The justices declined to hear appeals by the two men, Shane Cox and Jeremy Kettler, and left in place their convictions in cases brought by federal prosecutors. The men had asked the court to decide whether silencers - muzzle attachments that suppress the sound of a gunshot - are covered by the U.S. Constitution’s Second Amendment, which protects the right to keep and bear arms.
The court’s action came in the aftermath of a May 31 mass shooting in the Virginia coastal city of Virginia Beach in which a gunman who killed 12 people used weapons including a handgun equipped with a silencer.
President Donald Trump, a Republican with a close relationship to the National Rifle Association pro-gun lobby, said in an interview aired on June 5 that he does not like silencers and would be open to considering banning the devices. His administration this year imposed a ban on “bump stock” attachments that enable semi-automatic weapons to be fired rapidly, with the Supreme Court in March permitting the policy to take effect.

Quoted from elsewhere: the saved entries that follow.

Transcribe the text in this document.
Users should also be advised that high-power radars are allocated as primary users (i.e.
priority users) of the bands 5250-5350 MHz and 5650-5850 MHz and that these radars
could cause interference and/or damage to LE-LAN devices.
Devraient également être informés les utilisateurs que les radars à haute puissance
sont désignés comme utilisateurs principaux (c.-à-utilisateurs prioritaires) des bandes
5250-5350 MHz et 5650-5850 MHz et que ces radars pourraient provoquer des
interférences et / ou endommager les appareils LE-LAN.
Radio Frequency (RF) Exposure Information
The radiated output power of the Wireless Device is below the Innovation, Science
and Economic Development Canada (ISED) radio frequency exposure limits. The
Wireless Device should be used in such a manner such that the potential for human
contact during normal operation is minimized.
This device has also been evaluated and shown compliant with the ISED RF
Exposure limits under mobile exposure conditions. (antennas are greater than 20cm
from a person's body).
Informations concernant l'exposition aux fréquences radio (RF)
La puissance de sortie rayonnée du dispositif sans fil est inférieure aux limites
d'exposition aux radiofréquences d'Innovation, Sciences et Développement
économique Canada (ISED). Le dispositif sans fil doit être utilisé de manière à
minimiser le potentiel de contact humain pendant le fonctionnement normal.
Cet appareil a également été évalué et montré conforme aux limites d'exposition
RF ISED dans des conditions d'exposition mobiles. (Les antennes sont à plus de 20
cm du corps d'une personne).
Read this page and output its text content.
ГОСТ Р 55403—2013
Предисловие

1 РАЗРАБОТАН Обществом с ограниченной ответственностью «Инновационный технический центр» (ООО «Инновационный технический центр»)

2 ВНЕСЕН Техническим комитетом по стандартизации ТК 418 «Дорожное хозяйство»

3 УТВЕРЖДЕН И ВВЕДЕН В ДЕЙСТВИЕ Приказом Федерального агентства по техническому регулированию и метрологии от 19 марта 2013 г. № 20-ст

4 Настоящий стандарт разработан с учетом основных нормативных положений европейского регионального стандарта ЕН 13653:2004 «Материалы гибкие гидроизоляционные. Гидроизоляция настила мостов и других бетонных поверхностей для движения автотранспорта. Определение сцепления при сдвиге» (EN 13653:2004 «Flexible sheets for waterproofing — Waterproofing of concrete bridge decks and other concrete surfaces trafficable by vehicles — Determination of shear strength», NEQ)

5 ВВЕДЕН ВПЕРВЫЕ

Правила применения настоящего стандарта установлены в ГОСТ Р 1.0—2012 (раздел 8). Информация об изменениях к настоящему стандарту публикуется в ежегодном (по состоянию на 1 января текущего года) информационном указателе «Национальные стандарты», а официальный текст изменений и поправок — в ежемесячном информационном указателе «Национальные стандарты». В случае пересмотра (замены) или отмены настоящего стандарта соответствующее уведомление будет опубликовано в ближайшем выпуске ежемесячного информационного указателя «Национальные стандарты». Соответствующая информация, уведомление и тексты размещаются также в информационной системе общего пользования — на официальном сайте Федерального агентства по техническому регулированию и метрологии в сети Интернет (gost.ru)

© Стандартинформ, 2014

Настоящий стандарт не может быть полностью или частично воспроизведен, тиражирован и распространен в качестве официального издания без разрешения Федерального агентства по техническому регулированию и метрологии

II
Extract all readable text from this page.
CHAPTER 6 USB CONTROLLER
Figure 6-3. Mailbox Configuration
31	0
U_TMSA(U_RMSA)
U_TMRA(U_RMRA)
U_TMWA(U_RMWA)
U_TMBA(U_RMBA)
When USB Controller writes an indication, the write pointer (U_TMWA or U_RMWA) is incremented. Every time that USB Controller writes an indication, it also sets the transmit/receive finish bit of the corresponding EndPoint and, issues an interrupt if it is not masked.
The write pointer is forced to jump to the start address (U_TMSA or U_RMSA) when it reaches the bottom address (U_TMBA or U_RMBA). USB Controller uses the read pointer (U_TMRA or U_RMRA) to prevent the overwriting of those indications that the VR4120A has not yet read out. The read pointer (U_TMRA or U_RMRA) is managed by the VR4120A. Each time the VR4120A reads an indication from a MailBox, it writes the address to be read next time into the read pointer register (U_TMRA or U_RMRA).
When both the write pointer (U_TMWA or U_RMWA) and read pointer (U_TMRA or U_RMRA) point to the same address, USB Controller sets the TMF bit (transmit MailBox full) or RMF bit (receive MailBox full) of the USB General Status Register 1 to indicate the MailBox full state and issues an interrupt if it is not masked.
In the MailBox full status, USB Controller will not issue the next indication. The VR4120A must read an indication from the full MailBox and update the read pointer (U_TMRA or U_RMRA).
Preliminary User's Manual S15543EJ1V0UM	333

Kettler and Cox were prosecuted together in 2014 after Kettler purchased a silencer from Cox’s military surplus store in Chanute, Kansas. Both were prosecuted under a federal law called the National Firearms Act, which requires registration of certain firearms, with silencers included in a list of covered items along with grenades, machine guns and bombs.
Cox was convicted of possessing an unregistered silencer as well as an unregistered short-barreled rifle and transferring unregistered silencers. Kettler was convicted of possessing an unregistered silencer.
The Denver-based 10th U.S. Circuit Court of Appeals upheld both men’s convictions last year, prompting them to appeal to the Supreme Court.
In January, the Supreme Court agreed to hear its biggest gun rights case since 2010, taking up a challenge to New York City’s strict limits on handgun owners transporting their firearms outside the home.
New York officials are considering revising the measure, which may lead to the Supreme Court case becoming moot before the justices hear arguments in their next term, which begins in October.
The court in recent years has been reluctant to take up gun cases and has yet to decide whether the Second Amendment protects a right to carry guns in public, a question left unanswered in its two most recent gun-related decisions.
In its 2008 District of Columbia v. Heller ruling, the court held that the Second Amendment guaranteed an individual right to bear arms. In its 2010 McDonald v. City of Chicago ruling, the court held that the earlier ruling applied to the states.
The court currently has two appeals pending that ask for the justices to rule that the right to bear arms extends outside the home, as well as two other gun-related cases. The justices may be waiting for the New York case to be resolved before deciding what moves to take on the other cases.